Department of Physics, Yonsei University, Seoul, 120-749, South Korea.
Department of Physics, Sungkyunkwan University, Suwon, 440-746, South Korea.
Small. 2017 Dec;13(48). doi: 10.1002/smll.201703006. Epub 2017 Nov 6.

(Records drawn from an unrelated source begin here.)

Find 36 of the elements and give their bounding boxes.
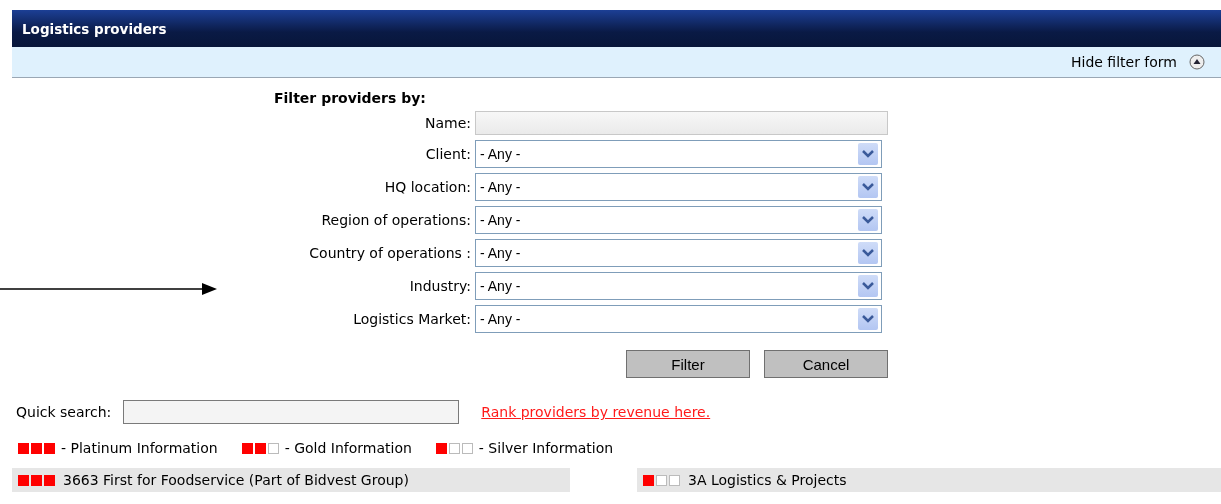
- provider-row[interactable]: 3663 First for Foodservice (Part of Bidvest Group): [12, 468, 570, 492]
- field-label: Country of operations :: [309, 245, 471, 261]
- hide-filter-link[interactable]: Hide filter form: [1070, 54, 1177, 70]
- provider-name[interactable]: 3663 First for Foodservice (Part of Bidvest Group): [63, 472, 409, 488]
- field-label: Region of operations:: [321, 212, 471, 228]
- dropdown-chevron-icon[interactable]: [858, 308, 878, 330]
- collapse-icon[interactable]: [1189, 54, 1205, 70]
- form-button[interactable]: Cancel: [764, 350, 888, 378]
- dropdown[interactable]: - Any -: [475, 272, 882, 300]
- dropdown-chevron-icon[interactable]: [858, 242, 878, 264]
- name-input-field[interactable]: [475, 111, 888, 135]
- legend-label: - Platinum Information: [61, 440, 218, 456]
- dropdown-chevron-icon[interactable]: [858, 176, 878, 198]
- field-label: Name:: [424, 115, 471, 131]
- provider-name[interactable]: 3A Logistics & Projects: [688, 472, 847, 488]
- dropdown[interactable]: - Any -: [475, 140, 882, 168]
- field-label: Logistics Market:: [353, 311, 471, 327]
- field-label: Industry:: [409, 278, 471, 294]
- dropdown[interactable]: - Any -: [475, 206, 882, 234]
- dropdown[interactable]: - Any -: [475, 173, 882, 201]
- dropdown-chevron-icon[interactable]: [858, 275, 878, 297]
- dropdown[interactable]: - Any -: [475, 239, 882, 267]
- form-button[interactable]: Filter: [626, 350, 750, 378]
- legend-label: - Silver Information: [478, 440, 614, 456]
- provider-row[interactable]: 3A Logistics & Projects: [637, 468, 1221, 492]
- field-label: Client:: [425, 146, 471, 162]
- dropdown[interactable]: - Any -: [475, 305, 882, 333]
- panel-title: Logistics providers: [12, 10, 1221, 47]
- field-label: HQ location:: [384, 179, 471, 195]
- filter-heading: Filter providers by:: [273, 90, 427, 106]
- dropdown-chevron-icon[interactable]: [858, 143, 878, 165]
- quick-search-field[interactable]: [123, 400, 460, 424]
- quick-search-label: Quick search:: [16, 404, 112, 420]
- rank-link[interactable]: Rank providers by revenue here.: [481, 404, 711, 420]
- dropdown-chevron-icon[interactable]: [858, 209, 878, 231]
- legend-label: - Gold Information: [284, 440, 412, 456]
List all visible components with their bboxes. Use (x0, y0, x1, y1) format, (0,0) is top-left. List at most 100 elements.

Recently, deoxyribonucleic acid (DNA) is studied for electronics due to its intrinsic benefits such as its natural plenitude, biodegradability, biofunctionality, and low-cost. However, its applications are limited to passive components because of inherent insulating properties. In this report, a metal-insulator-metal tunnel diode with Au/DNA/NiO junctions is presented. Through the self-aligning process of DNA molecules, a 2D DNA nanosheet is synthesized and used as a tunneling barrier, and semitransparent conducting oxide (NiO ) is applied as a top electrode for resolving metal penetration issues. This molecular device successfully operates as a nonresonant tunneling diode, and temperature-variable current-voltage analysis proves that Fowler-Nordheim tunneling is a dominant conduction mechanism at the junctions. DNA-based tunneling devices appear to be promising prototypes for nanoelectronics using biomolecules.
最近,由于脱氧核糖核酸(DNA)具有天然丰富、可生物降解、生物功能性和低成本等固有优势,因此被研究用于电子学领域。然而,由于其固有的绝缘特性,其应用仅限于被动元件。在本报告中,提出了一种具有 Au/DNA/NiO 结的金属-绝缘体-金属隧道二极管。通过 DNA 分子的自对准过程,合成了二维 DNA 纳米片作为隧道势垒,并应用半透明导电氧化物(NiO)作为顶电极,以解决金属穿透问题。该分子器件成功地作为非共振隧道二极管运行,并且变温电流-电压分析证明福勒-诺德海姆隧道是结处的主要传导机制。基于 DNA 的隧道器件似乎是使用生物分子的纳米电子学的有前途的原型。